The Flowers of Hell Symphony No.1 (Optical Sounds): Beloved of cosmic noiseniks such as My Bloody Valentine’s Kevin Shields and former Spacemen 3 frontman Peter Kember, The Flowers of Hell is the project of Canadian Greg Jarvis. He has led various incarnations though trippy-but-keenly organized sonic explorations but now, after much struggle, and prominently featuring the voice of Toronto soprano Danie Friesen, he achieves his dream of an actual, orchestrated piece in the classical mode. Thus, swirling melodies are mustered from strings and horns rather than rock dissonance and, at its best, it’s as if Ennio Morricone has been given a Wagnerian boost, over four movements. “Movement 2” is a tad operatic for my tastes but there’s plenty to chew on here.

Bongo ENTP Debut EP (Music for Dreams): Jacob Andersen is a percussionist who was involved with a number of massive-in-Scandinavia-in-the-Eighties pop songs but, judging by this 12” six track EP selection from his debut album as Bongo ENTP, has now mellowed into a human Ibiza sunset. Lead track “Foto Feita Do Avião” is pure easy listening, as is “Lujón”, with keys mellower than melted butter and, in the case of the latter, a muted trumpet too. However, there’s also enough slithering kick-drum and stoned bongo groove on other tracks (such as the remix of “Foto Feita Do Avião” by São Paulo duo Selvagem) to keep things interesting. One for the marijuana-in-the-tropics crowd.

Venn Runes (Full Time Hobby): In the last chapter of his richly detailed and often fascinating book Future Days: Krautrock and the Building of Modern Germany, David Stubbs observes that “Krautrock is a well that can and will be returned to again and again – an underground river, a self-renewing, self-purifying resource. It’s been visited for inspiration for decades now and yet it remains untapped, full of potential.” London trio Venn are the latest in a long, long line to embrace the truth of this and their debut album (in manifesto statement inner sleeve) is classy guitar pop riven entirely with motorik intent. Sure, some of it sounds a bit New Order and “Slowly Sinking” sounds like a sweet Eighties synth-pop slowie, but there’s enough originality to grab the attention.

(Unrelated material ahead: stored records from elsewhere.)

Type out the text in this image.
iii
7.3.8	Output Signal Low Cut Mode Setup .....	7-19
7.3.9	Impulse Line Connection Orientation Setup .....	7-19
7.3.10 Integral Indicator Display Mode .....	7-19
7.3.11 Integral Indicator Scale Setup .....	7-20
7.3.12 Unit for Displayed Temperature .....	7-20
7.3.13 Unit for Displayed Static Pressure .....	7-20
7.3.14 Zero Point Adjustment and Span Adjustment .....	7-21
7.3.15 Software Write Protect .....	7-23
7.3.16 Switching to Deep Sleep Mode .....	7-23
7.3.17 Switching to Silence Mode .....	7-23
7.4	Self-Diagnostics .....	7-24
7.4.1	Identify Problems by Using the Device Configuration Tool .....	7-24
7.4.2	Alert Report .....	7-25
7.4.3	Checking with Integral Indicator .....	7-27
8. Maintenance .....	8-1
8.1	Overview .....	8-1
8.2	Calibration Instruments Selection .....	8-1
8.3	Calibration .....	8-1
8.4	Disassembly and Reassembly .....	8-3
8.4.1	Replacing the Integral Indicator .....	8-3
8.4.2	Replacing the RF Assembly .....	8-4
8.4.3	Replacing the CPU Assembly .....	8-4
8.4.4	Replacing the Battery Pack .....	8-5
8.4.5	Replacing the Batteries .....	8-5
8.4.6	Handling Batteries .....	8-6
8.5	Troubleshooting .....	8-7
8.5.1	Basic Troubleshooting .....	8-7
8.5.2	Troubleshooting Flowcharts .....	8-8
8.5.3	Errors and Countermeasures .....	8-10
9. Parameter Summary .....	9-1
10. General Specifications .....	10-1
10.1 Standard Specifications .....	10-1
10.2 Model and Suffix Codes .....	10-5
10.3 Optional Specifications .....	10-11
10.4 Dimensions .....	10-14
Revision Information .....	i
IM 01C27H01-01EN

Esteban Adame Descendants (EPM): Underground Resistance affiliated Los Angeles producer Esteban Adame updates the classic Detroit techno sound on the original mix, replete with ghost-in-the-machine string lines permeating the gut of the tune. The Tresillo remix is a relentless buzzing thing that hammers away relentlessly but Detroit techno godfather Juan Atkins opens the music out, inflecting it with his Cybotron heritage while retaining its heart. It’s the highlight of an EP that is, otherwise, primarily for tough techno DJs.